Wall Street rebounded strongly on Monday, and in volatile trade the financials sector staged a stunning turnaround ahead of the Federal Reserve’s policy meeting on Tuesday.
The S&P 500 index rose 2.4 per cent to close at 1,467.67. The Nasdaq Composite rallied 1.4 per cent to 2,547.33 and the Dow Jones Industrial Average rose 2.2 per cent to close at 13,468.78.
As stocks rallied, equity volatility, as measured by the Chicago Board Options Exchange’s Vix index, retreated from a new high for the year. The Vix closed nearly 9 per cent lower at 22.93, but had earlier traded at a peak of 26.47, its highest reading since April 2003. The index has risen from a reading of below 10 earlier this year.
The Russell 2000 index of smaller companies pared early weakness and rose 1.5 per cent to 766.35. Earlier in the day, the benchmark fell to its lowest level since October 2006. The prospect of less deal activity and tighter credit conditions has hurt small stocks and the Russell 2000 remains 2.7 per cent lower so far this year.
Financials were lower in early trade on Monday, and then rallied strongly, led by mortgage giants Fannie Mae up 10.4 per cent at $62.50, and Freddie Mac, up 7.7 per cent at $60.
Talk that the government sponsored enterprises might be allowed to expand their mortgage balance sheets boosted their stock prices.
Analysts also said the sharp decline in the price of mortgage securities in recent weeks should entail higher profits for the GSE’s as their cost of funding has not risen sharply.
The rebound in financials was reflected in the S&P Investment Bank Index surging 5 per cent. That trimmed its decline for 2007 to 13.1 per cent. The broader S&P financials index rallied 4.7 per cent, but is still down 8.7 per cent for the year.
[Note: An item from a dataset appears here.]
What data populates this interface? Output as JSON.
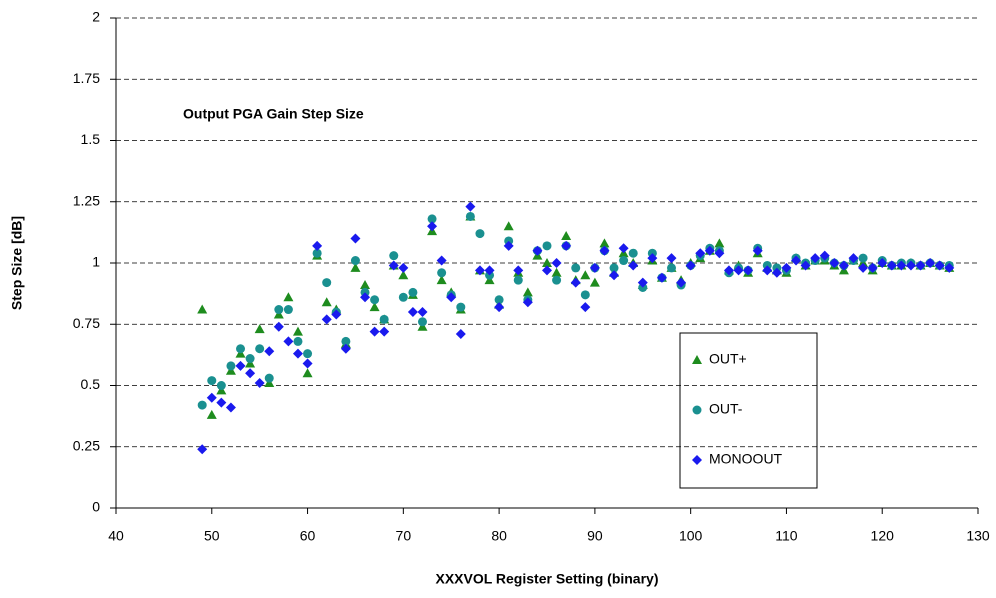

A debate over whether tightening conditions in the credit market and weak financials would harm the broad economy remained the main topic for investors.
“Many investors believe that the weakness in financials is signalling the beginning of a bear market,” said Tobias Levkovich, chief US equity strategist at Citigroup. “The capital markets-sensitive diversified financials industry group is a coincident indicator, not a lead indicator,” Mr Levkovich added.
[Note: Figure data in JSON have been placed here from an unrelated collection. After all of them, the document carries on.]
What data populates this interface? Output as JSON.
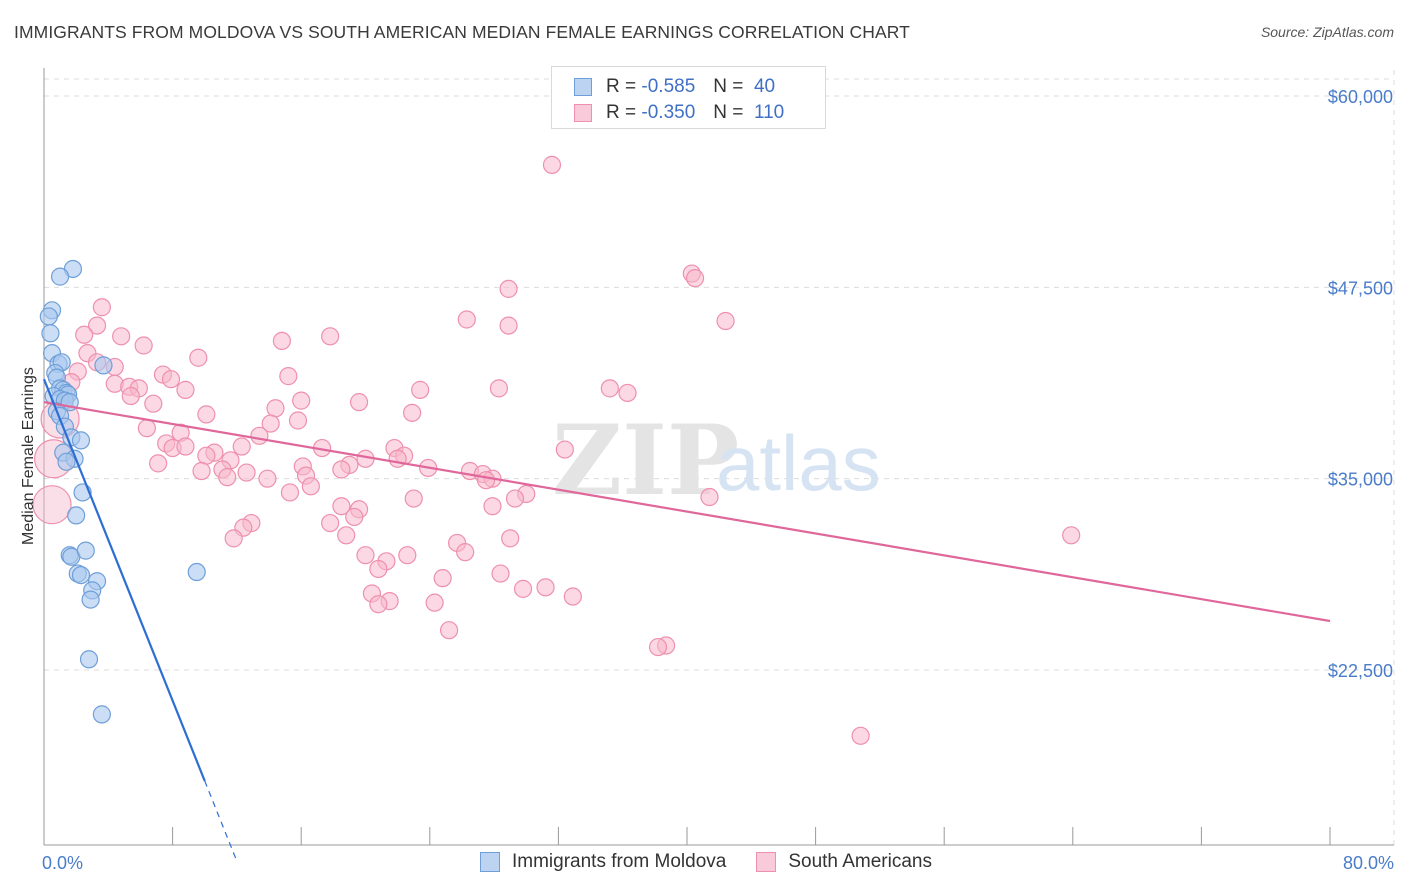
{
  "title": "IMMIGRANTS FROM MOLDOVA VS SOUTH AMERICAN MEDIAN FEMALE EARNINGS CORRELATION CHART",
  "source": "Source: ZipAtlas.com",
  "watermark": {
    "zip": "ZIP",
    "atlas": "atlas"
  },
  "legend": {
    "rows": [
      {
        "r_label": "R =",
        "r_value": "-0.585",
        "n_label": "N =",
        "n_value": "40"
      },
      {
        "r_label": "R =",
        "r_value": "-0.350",
        "n_label": "N =",
        "n_value": "110"
      }
    ]
  },
  "colors": {
    "series1_fill": "#a9c8ee",
    "series1_stroke": "#6f9fd8",
    "series1_line": "#2d6ed4",
    "series2_fill": "#f7b8cc",
    "series2_stroke": "#ee90ae",
    "series2_line": "#e0679a",
    "grid": "#dcdcdc",
    "tick_text": "#4a7cc9"
  },
  "chart_data": {
    "type": "scatter",
    "title": "IMMIGRANTS FROM MOLDOVA VS SOUTH AMERICAN MEDIAN FEMALE EARNINGS CORRELATION CHART",
    "xlabel": "",
    "ylabel": "Median Female Earnings",
    "xlim": [
      0,
      80
    ],
    "ylim": [
      10000,
      62500
    ],
    "x_tick_labels": [
      "0.0%",
      "80.0%"
    ],
    "y_ticks": [
      22500,
      35000,
      47500,
      60000
    ],
    "y_tick_labels": [
      "$22,500",
      "$35,000",
      "$47,500",
      "$60,000"
    ],
    "grid": true,
    "series": [
      {
        "name": "Immigrants from Moldova",
        "color": "#a9c8ee",
        "r": -0.585,
        "n": 40,
        "trend": {
          "x0": 0,
          "y0": 41500,
          "x1": 12,
          "y1": 10000,
          "solid_until_x": 10
        },
        "points": [
          [
            1.8,
            48700
          ],
          [
            1.0,
            48200
          ],
          [
            0.5,
            46000
          ],
          [
            0.3,
            45600
          ],
          [
            0.4,
            44500
          ],
          [
            0.5,
            43200
          ],
          [
            0.9,
            42500
          ],
          [
            1.1,
            42600
          ],
          [
            3.7,
            42400
          ],
          [
            0.7,
            41900
          ],
          [
            0.8,
            41600
          ],
          [
            1.0,
            40900
          ],
          [
            1.2,
            40800
          ],
          [
            1.4,
            40600
          ],
          [
            1.5,
            40500
          ],
          [
            0.6,
            40400
          ],
          [
            1.0,
            40200
          ],
          [
            1.3,
            40100
          ],
          [
            1.6,
            40000
          ],
          [
            0.8,
            39400
          ],
          [
            1.0,
            39100
          ],
          [
            1.3,
            38400
          ],
          [
            1.7,
            37700
          ],
          [
            2.3,
            37500
          ],
          [
            1.2,
            36700
          ],
          [
            1.9,
            36300
          ],
          [
            1.4,
            36100
          ],
          [
            2.4,
            34100
          ],
          [
            2.0,
            32600
          ],
          [
            1.6,
            30000
          ],
          [
            1.7,
            29900
          ],
          [
            2.6,
            30300
          ],
          [
            2.1,
            28800
          ],
          [
            2.3,
            28700
          ],
          [
            9.5,
            28900
          ],
          [
            3.3,
            28300
          ],
          [
            3.0,
            27700
          ],
          [
            2.9,
            27100
          ],
          [
            2.8,
            23200
          ],
          [
            3.6,
            19600
          ]
        ]
      },
      {
        "name": "South Americans",
        "color": "#f7b8cc",
        "r": -0.35,
        "n": 110,
        "trend": {
          "x0": 0,
          "y0": 40000,
          "x1": 80,
          "y1": 25700
        },
        "points": [
          [
            31.6,
            55500
          ],
          [
            28.9,
            47400
          ],
          [
            40.3,
            48400
          ],
          [
            40.5,
            48100
          ],
          [
            26.3,
            45400
          ],
          [
            28.9,
            45000
          ],
          [
            42.4,
            45300
          ],
          [
            3.6,
            46200
          ],
          [
            3.3,
            45000
          ],
          [
            4.8,
            44300
          ],
          [
            2.5,
            44400
          ],
          [
            6.2,
            43700
          ],
          [
            14.8,
            44000
          ],
          [
            17.8,
            44300
          ],
          [
            2.7,
            43200
          ],
          [
            9.6,
            42900
          ],
          [
            3.3,
            42600
          ],
          [
            4.4,
            42300
          ],
          [
            2.1,
            42000
          ],
          [
            7.4,
            41800
          ],
          [
            7.9,
            41500
          ],
          [
            15.2,
            41700
          ],
          [
            1.7,
            41300
          ],
          [
            4.4,
            41200
          ],
          [
            5.3,
            41000
          ],
          [
            5.9,
            40900
          ],
          [
            8.8,
            40800
          ],
          [
            23.4,
            40800
          ],
          [
            28.3,
            40900
          ],
          [
            35.2,
            40900
          ],
          [
            36.3,
            40600
          ],
          [
            5.4,
            40400
          ],
          [
            16.0,
            40100
          ],
          [
            19.6,
            40000
          ],
          [
            6.8,
            39900
          ],
          [
            14.4,
            39600
          ],
          [
            22.9,
            39300
          ],
          [
            10.1,
            39200
          ],
          [
            15.8,
            38800
          ],
          [
            14.1,
            38600
          ],
          [
            6.4,
            38300
          ],
          [
            8.5,
            38000
          ],
          [
            13.4,
            37800
          ],
          [
            7.6,
            37300
          ],
          [
            12.3,
            37100
          ],
          [
            8.0,
            37000
          ],
          [
            8.8,
            37100
          ],
          [
            17.3,
            37000
          ],
          [
            21.8,
            37000
          ],
          [
            32.4,
            36900
          ],
          [
            10.6,
            36700
          ],
          [
            22.4,
            36500
          ],
          [
            10.1,
            36500
          ],
          [
            22.0,
            36300
          ],
          [
            20.0,
            36300
          ],
          [
            11.6,
            36200
          ],
          [
            7.1,
            36000
          ],
          [
            19.0,
            35900
          ],
          [
            16.1,
            35800
          ],
          [
            18.5,
            35600
          ],
          [
            9.8,
            35500
          ],
          [
            23.9,
            35700
          ],
          [
            11.1,
            35600
          ],
          [
            12.6,
            35400
          ],
          [
            26.5,
            35500
          ],
          [
            27.3,
            35300
          ],
          [
            16.3,
            35200
          ],
          [
            11.4,
            35100
          ],
          [
            13.9,
            35000
          ],
          [
            27.9,
            35000
          ],
          [
            27.5,
            34900
          ],
          [
            16.6,
            34500
          ],
          [
            15.3,
            34100
          ],
          [
            30.0,
            34000
          ],
          [
            23.0,
            33700
          ],
          [
            29.3,
            33700
          ],
          [
            41.4,
            33800
          ],
          [
            27.9,
            33200
          ],
          [
            18.5,
            33200
          ],
          [
            19.6,
            33000
          ],
          [
            12.9,
            32100
          ],
          [
            17.8,
            32100
          ],
          [
            19.3,
            32500
          ],
          [
            12.4,
            31800
          ],
          [
            18.8,
            31300
          ],
          [
            11.8,
            31100
          ],
          [
            29.0,
            31100
          ],
          [
            63.9,
            31300
          ],
          [
            25.7,
            30800
          ],
          [
            26.2,
            30200
          ],
          [
            22.6,
            30000
          ],
          [
            20.0,
            30000
          ],
          [
            21.3,
            29600
          ],
          [
            20.8,
            29100
          ],
          [
            24.8,
            28500
          ],
          [
            28.4,
            28800
          ],
          [
            29.8,
            27800
          ],
          [
            31.2,
            27900
          ],
          [
            32.9,
            27300
          ],
          [
            20.4,
            27500
          ],
          [
            21.5,
            27000
          ],
          [
            24.3,
            26900
          ],
          [
            20.8,
            26800
          ],
          [
            25.2,
            25100
          ],
          [
            38.7,
            24100
          ],
          [
            38.2,
            24000
          ],
          [
            50.8,
            18200
          ],
          [
            0.6,
            36300
          ],
          [
            1.0,
            38900
          ],
          [
            0.5,
            33300
          ]
        ],
        "large_points": [
          [
            0.6,
            36300
          ],
          [
            1.0,
            38900
          ],
          [
            0.5,
            33300
          ]
        ]
      }
    ]
  },
  "bottom_legend": {
    "items": [
      {
        "label": "Immigrants from Moldova"
      },
      {
        "label": "South Americans"
      }
    ]
  }
}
In recent weeks, cyclical stocks have also fallen in line with the general retreat in financials. This suggests worries that the economy may suffer from tighter credit conditions are building, analysts warned.
Against that backdrop, the Federal Reserve’s Open Market Committee meets on Tuesday. The central bank is expected to leave rates unchanged.
Some economists say the Fed may acknowledge the recent turmoil in financial markets, but also maintain a tough stand on inflation.
It is a stance that lessens the chance of any near-term easing in policy, but amid the present credit market turmoil, the odds of a quarter percentage point easing at the FOMC’s meeting in October have risen to around 80 per cent.
“The consensus is for a less hawkish stance on inflation pressures with an acknowledgment of the recent turmoil in the financial markets,” said David Ader, bond strategist at RBS Greenwich Capital. “The wildcard is how the FOMC skews the balance of risks and if they highlight any downside risks to growth from the credit/mortgage situation.”
Other financial stocks sharply higher on Monday included Wells Fargo, which rose 5.9 per cent to close at $34.76, as the bank announced it would buy back an additional 50m shares. Merrill Lynch gained 6.4 per cent to $74.55 after an analyst upgrade.
Also in the spotlight was Bear Stearns, which closed up 5 per cent at $113.81. The stock recovered from a 7.9 per cent decline to $99.75 earlier on Monday. Warren Spector resigned as co-president of Bear Stearns on Sunday, after S&P placed the brokerage on negative rating watch late last week.
Other financials that reversed early declines on Monday included Lehman Brothers, which closed up 4.5 per cent at $58.27, after setting a low of $52.63. Countrywide, the largest US mortgage lender, rallied 7 per cent to $26.75.
Monday’s rebound in the S&P leaves the benchmark around 5.5 per cent below its record close of 1,553.08, set in mid-July. Traders say a fall in the region of 10 per cent has in the past helped clear speculative excesses from a bull market and sowed the seeds for a renewed rally that ultimately propels the market to new highs.
The jitters over credit and financials have overshadowed second-quarter earnings that have so far beaten estimates.“Equity markets have been unable to shake off the liquidity fears that are now prevalent and dominant,” said Mr Levkovich.
According to Thomson Financial, 409 of the S&P 500 companies have reported results so far and 66 per cent of them have exceeded estimates. The annual growth in earnings for the second quarter is 7 per cent, above a 4.1 per cent estimate at the start of July.
Among other stocks in the news on Monday, UnitedHealth was up 2.1 per cent at $48.50 after the health insurer raised its earnings forecast for 2007.
Cooper Tire & Rubber rose 5.1 per cent to $22.25, after the tyre maker swung to a second-quarter profit, beating expectations.